Book is here: https://arxiv.org/abs/1803.08823
My review: The authors provide a condensed summary of all central topics in machine learning. Topics include ML basics, ML theory, optimization algorithms, but also a detailed introduction to modern methods deep learning methods. Code examples and tutorials are provided as jupyter notebooks for each chapter . The book uses three datasets (MNIST digit recognition, SUSY physics data, and simulated Nearest Neighbor Ising Model) as running examples throughout the book to help learners understand what different ML techniques can bring when analyzing the same problems from different perspectives.
The book has a high bias (since written from physics perspective), but low variance since assuming physics background allows authors to write a very focussed narrative that gets to the point, and communicates three-books-worth of information in 100 pages. This is somewhat of a repeat of the general physics-ML-explanations-for-the-win pattern established in Bishop's `Pattern Recognition and Machine Learning`.
The authors are wrong to label this book as useful only to people with a physics background, and in fact it will be useful for everyone who wants to learn modern ML. An estimator with high-bias but high efficiency is always useful.
For all my hacker news peeps that wants to learn ML and/or DL, you need to drop everything right now, go print this on the office printer, and sit outside with coffee for the next two weeks and read through this entire thing.
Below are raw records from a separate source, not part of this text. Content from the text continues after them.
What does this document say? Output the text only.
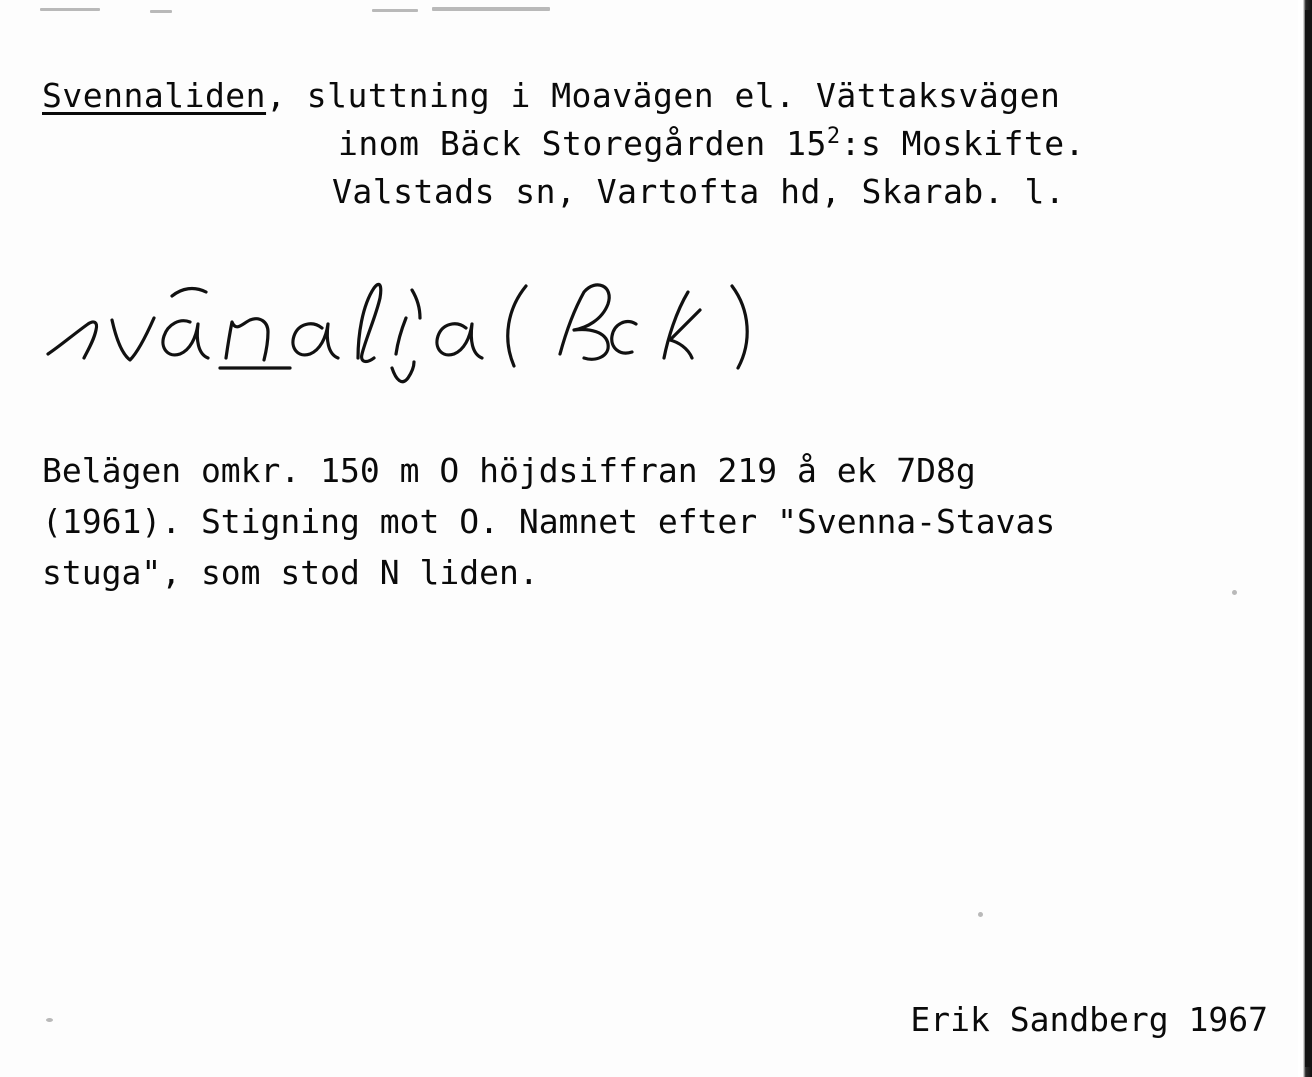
Svennaliden, sluttning i Moavägen el. Vättaksvägen
inom Bäck Storegården $15^2:s$ Moskifte.
Valstads sn, Vartofta hd, Skarab. l.
Belägen omkr. 150 m O höjdsiffran 219 å ek 7D8g
(1961). Stigning mot O. Namnet efter "Svenna-Stavas
stuga", som stod N liden.
Erik Sandberg 1967
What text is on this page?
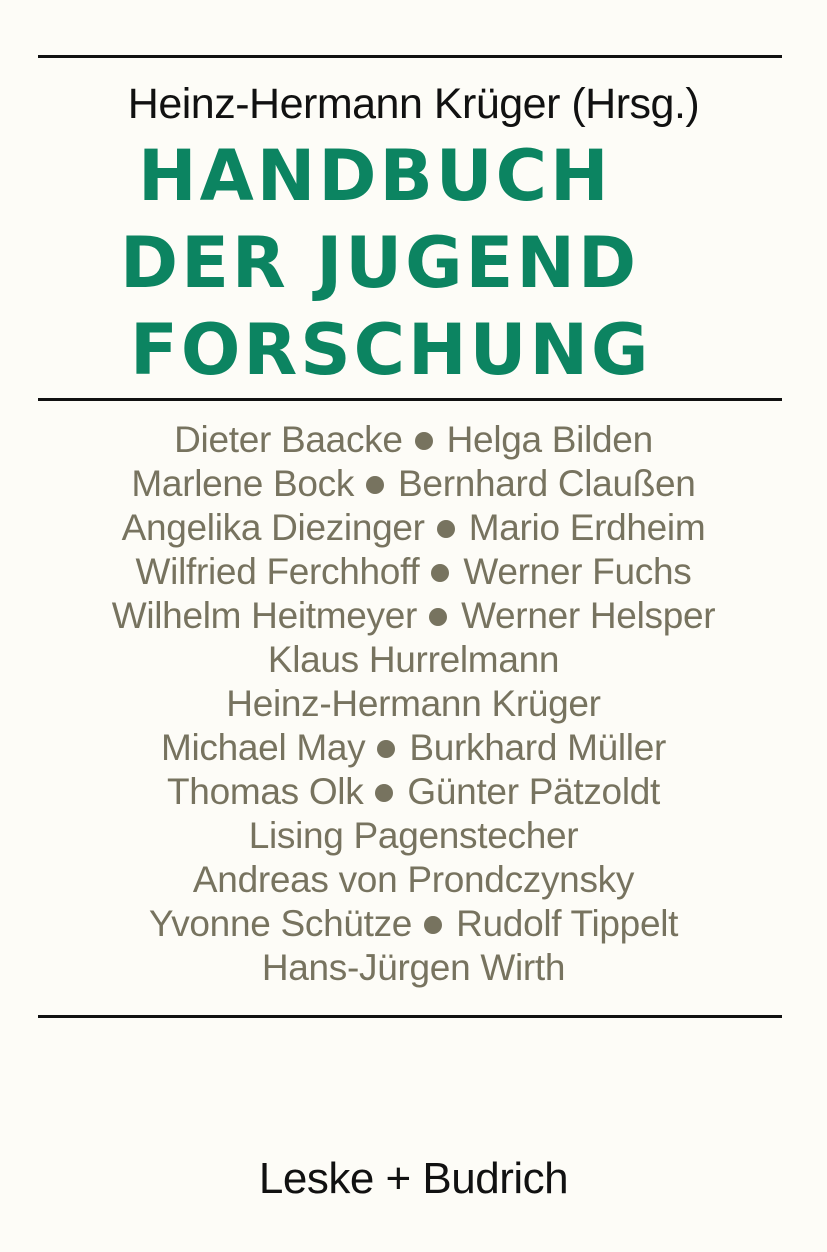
Heinz-Hermann Krüger (Hrsg.)
HANDBUCH
DER JUGEND
FORSCHUNG
Dieter Baacke Helga Bilden
Marlene Bock Bernhard Claußen
Angelika Diezinger Mario Erdheim
Wilfried Ferchhoff Werner Fuchs
Wilhelm Heitmeyer Werner Helsper
Klaus Hurrelmann
Heinz-Hermann Krüger
Michael May Burkhard Müller
Thomas Olk Günter Pätzoldt
Lising Pagenstecher
Andreas von Prondczynsky
Yvonne Schütze Rudolf Tippelt
Hans-Jürgen Wirth
Leske + Budrich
Turn off the computer and phone. Stop checking HN for two weeks. Trust me, nothing better than this will come around on HN anytime soon.
 book pdf => https://arxiv.org/pdf/1803.08823
 jupyter notebooks zip => http://physics.bu.edu/~pankajm/ML-Notebooks/NotebooksforMLRe...
But it's certainly true that Deep Learning with its combination of mathy underpinnings and poorly understood behaviour is something that fits very well with a physicist's skillset.
I mean, I know that there's a bias-variance tradeoff in stats and ML, but what does it mean in the context of introduction to ML for physicists?
My guess is they mean they aren't going into as heavy detail in ML, which means the reader may lack some knowledge (high bias) but won't miss the forest/wood for the trees (low variance).
Anyone else care to speculate?
Low-variance, I think the author means to have a sharp and quality focus on the subjects he/she is going to talk about.
- The book has a high bias (since written from physics perspective), but low variance since assuming physics background allows authors to write a very focussed narrative that works for physicists (low variance on subset of physisicts readers).
- If we define the problem of choosing which topics t1, t2, ..., tn to cover in a ML book, the authors are saying the using the physicists approach will lead to consistency good results (i.e. not all over the place). It something like an argument from physicists-are-sensible people, unlike CS theoreticians, industry practicians, and mathematicians.
Michael Hartl (Caltech Physicist) also does a killer job with Rails Tutorial. There's definitely a trend.